Grilled carrots with sumac, chilli, lemon and bashed herby haricot beans
This autumn I thought i'd share a recipe from nay new cookbook ‘Outside’ Because cooking outside isn’t just something to do in the summer, there no reason you can’t cook make the most of it in the autumn, and even the winter. So with carrots on my mind, here’s a great way to prepare and serve them.
I’ve always liked roasting carrots in a hot oven, caramelizing their sugary outsides and softening their middles. The high, dry heat intensifies their flavour and enhances their subtleties. It used to be my favourite way to cook them, until I cooked them like this, over a searing, smoky fire. I’ve actually discovered, through trial and error, that the carrots benefit from being boiled for a few minutes before you sit them down on the bars of the grill. It’s not absolutely essential, but it’s definitely worth the effort. The beans transform these sumac- and chilli-spiced roots into an entire meal, although the carrots alone would make an amazingly delicious accompaniment to anything and everything.
Ingredients
2 tablespoons extra-virgin olive oil, plus extra to serve
1 onion, roughly chopped
2 garlic cloves, sliced
1x 400g (14oz) can of haricot beans, drained and rinsed
A small handful of at-leaf parsley, leaves picked and chopped
Finely grated zest and juice of 1 lemon
A bunch of long, thin carrots, trimmed
A good pinch of chilli flakes
2 teaspoons sumac
2 teaspoons coriander seeds,
Coarsely crushed
Flaky sea salt and freshly ground black peppe
Get a hot fire going. Set a heavy-based saucepan over the heat and add 1 tablespoon of the extra-virgin olive oil. When it’s hot, add the onion and the garlic and a little salt and pepper. Sizzle for 4–6 minutes, stirring regularly, then add the drained beans and enough water to just cover them. Simmer the beans for 8–10 minutes, and as they’re cooking crush them with a fork or a wooden spoon. Sprinkle in the parsley and season with plenty of salt and pepper and the lemon juice to taste (reserve the remaining juice). Keep the bashed beans warm.

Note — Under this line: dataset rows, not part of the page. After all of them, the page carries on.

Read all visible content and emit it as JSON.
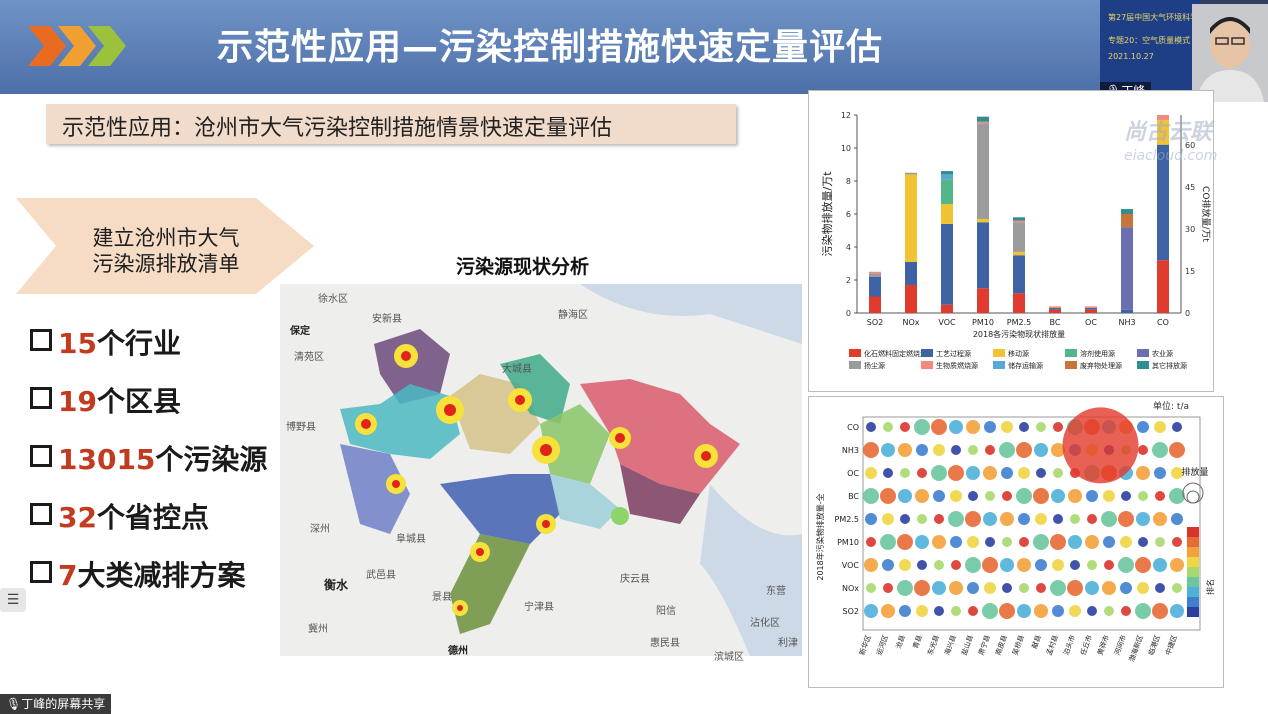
{
  "slide": {
    "title": "示范性应用—污染控制措施快速定量评估",
    "subtitle": "示范性应用：沧州市大气污染控制措施情景快速定量评估",
    "pentagon": {
      "line1": "建立沧州市大气",
      "line2": "污染源排放清单"
    },
    "stats": [
      {
        "num": "15",
        "text": "个行业"
      },
      {
        "num": "19",
        "text": "个区县"
      },
      {
        "num": "13015",
        "text": "个污染源"
      },
      {
        "num": "32",
        "text": "个省控点"
      },
      {
        "num": "7",
        "text": "大类减排方案"
      }
    ],
    "map_title": "污染源现状分析",
    "map_labels": [
      "徐水区",
      "安新县",
      "保定",
      "清苑区",
      "博野县",
      "静海区",
      "大城县",
      "深州",
      "衡水",
      "武邑县",
      "阜城县",
      "景县",
      "宁津县",
      "庆云县",
      "冀州",
      "德州",
      "惠民县",
      "沾化区",
      "滨城区",
      "利津",
      "东营",
      "阳信"
    ]
  },
  "video": {
    "speaker_name": "丁峰",
    "slide_lines": [
      "第27届中国大气环境科学",
      "专题20：空气质量模式",
      "2021.10.27"
    ]
  },
  "watermark": {
    "brand": "尚古云联",
    "url": "eiacloud.com"
  },
  "chart1": {
    "chart_data": {
      "type": "bar",
      "categories": [
        "SO2",
        "NOx",
        "VOC",
        "PM10",
        "PM2.5",
        "BC",
        "OC",
        "NH3",
        "CO"
      ],
      "xlabel": "2018各污染物现状排放量",
      "ylabel": "污染物排放量/万t",
      "y2label": "CO排放量/万t",
      "ylim": [
        0,
        12
      ],
      "yticks": [
        0,
        2,
        4,
        6,
        8,
        10,
        12
      ],
      "y2ticks": [
        0,
        15,
        30,
        45,
        60
      ],
      "legend": [
        "化石燃料固定燃烧源",
        "工艺过程源",
        "移动源",
        "溶剂使用源",
        "农业源",
        "扬尘源",
        "生物质燃烧源",
        "储存运输源",
        "废弃物处理源",
        "其它排放源"
      ],
      "colors": [
        "#e03b2d",
        "#3e62a3",
        "#f1c232",
        "#52b788",
        "#6a6fb0",
        "#9b9b9b",
        "#f08a7e",
        "#5aa6d6",
        "#c8743a",
        "#2f8f8f"
      ],
      "stacks": [
        [
          1.0,
          1.2,
          0.0,
          0.0,
          0.0,
          0.2,
          0.1,
          0.0,
          0.0,
          0.0
        ],
        [
          1.7,
          1.4,
          5.3,
          0.0,
          0.0,
          0.1,
          0.0,
          0.0,
          0.0,
          0.0
        ],
        [
          0.5,
          4.9,
          1.2,
          1.5,
          0.0,
          0.0,
          0.0,
          0.3,
          0.0,
          0.2
        ],
        [
          1.5,
          4.0,
          0.2,
          0.0,
          0.0,
          5.8,
          0.1,
          0.0,
          0.0,
          0.3
        ],
        [
          1.2,
          2.3,
          0.2,
          0.0,
          0.0,
          1.8,
          0.1,
          0.0,
          0.0,
          0.2
        ],
        [
          0.2,
          0.1,
          0.0,
          0.0,
          0.0,
          0.0,
          0.1,
          0.0,
          0.0,
          0.0
        ],
        [
          0.2,
          0.1,
          0.0,
          0.0,
          0.0,
          0.0,
          0.1,
          0.0,
          0.0,
          0.0
        ],
        [
          0.0,
          0.2,
          0.0,
          0.0,
          5.0,
          0.0,
          0.0,
          0.0,
          0.8,
          0.3
        ],
        [
          3.2,
          7.0,
          1.5,
          0.0,
          0.0,
          0.0,
          0.3,
          0.0,
          0.0,
          0.0
        ]
      ]
    }
  },
  "chart2": {
    "chart_data": {
      "type": "scatter",
      "unit": "单位: t/a",
      "ylabel": "2018年污染物排放量-全",
      "rows": [
        "CO",
        "NH3",
        "OC",
        "BC",
        "PM2.5",
        "PM10",
        "VOC",
        "NOx",
        "SO2"
      ],
      "cols": [
        "新华区",
        "运河区",
        "沧县",
        "青县",
        "东光县",
        "海兴县",
        "盐山县",
        "肃宁县",
        "南皮县",
        "吴桥县",
        "献县",
        "孟村县",
        "泊头市",
        "任丘市",
        "黄骅市",
        "河间市",
        "渤海新区",
        "临港区",
        "中捷区"
      ],
      "legend_title": "排放量",
      "colorbar_title": "排名"
    }
  }
}
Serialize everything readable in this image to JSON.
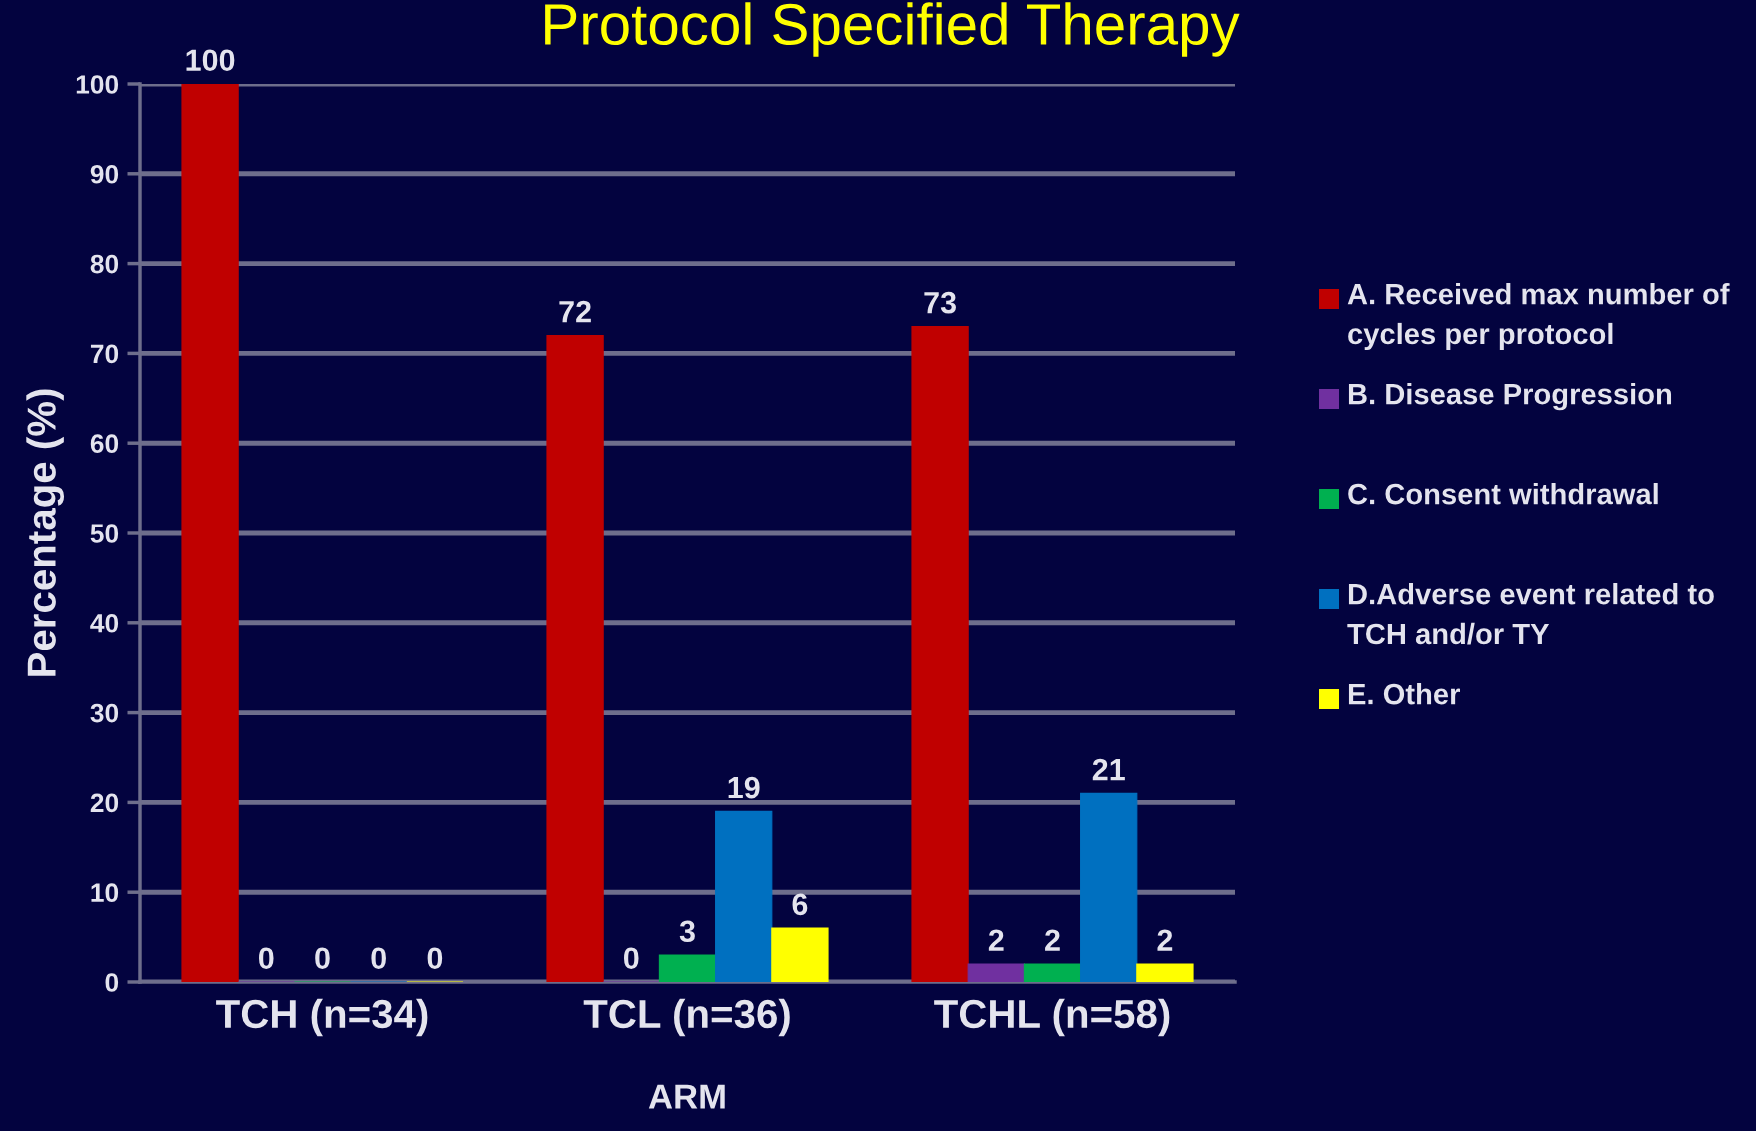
{
  "chart_data": {
    "type": "bar",
    "title": "Protocol Specified Therapy",
    "xlabel": "ARM",
    "ylabel": "Percentage (%)",
    "categories": [
      "TCH (n=34)",
      "TCL (n=36)",
      "TCHL (n=58)"
    ],
    "series": [
      {
        "name": "A. Received max number of cycles per protocol",
        "color": "#c00000",
        "values": [
          100,
          72,
          73
        ]
      },
      {
        "name": "B. Disease Progression",
        "color": "#7030a0",
        "values": [
          0,
          0,
          2
        ]
      },
      {
        "name": "C. Consent withdrawal",
        "color": "#00b050",
        "values": [
          0,
          3,
          2
        ]
      },
      {
        "name": "D.Adverse event related to TCH and/or TY",
        "color": "#0070c0",
        "values": [
          0,
          19,
          21
        ]
      },
      {
        "name": "E. Other",
        "color": "#ffff00",
        "values": [
          0,
          6,
          2
        ]
      }
    ],
    "ylim": [
      0,
      100
    ],
    "yticks": [
      0,
      10,
      20,
      30,
      40,
      50,
      60,
      70,
      80,
      90,
      100
    ],
    "grid": "y",
    "legend": "right",
    "data_labels": true
  }
}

Meanwhile, bring a pan of salted water to a boil and add the carrots. Cook them for 6–8 minutes or until they’re just tender. Drain the carrots, return them to the pan and toss them in the remaining extra-virgin olive oil, as well as the lemon zest, chilli flakes and sumac. Turn the carrots through the spices and zest, then lay them down on the grill over a hot part of the fire. Cook the carrots, turning regularly, until they begin to blister and char in places.
Divide the warm, bashed beans between two plates or bowls. Arrange the grilled carrots alongside. Sprinkle over the remaining lemon juice and trickle generously with extra-virgin olive oil. Season with flaky salt and pepper, then serve.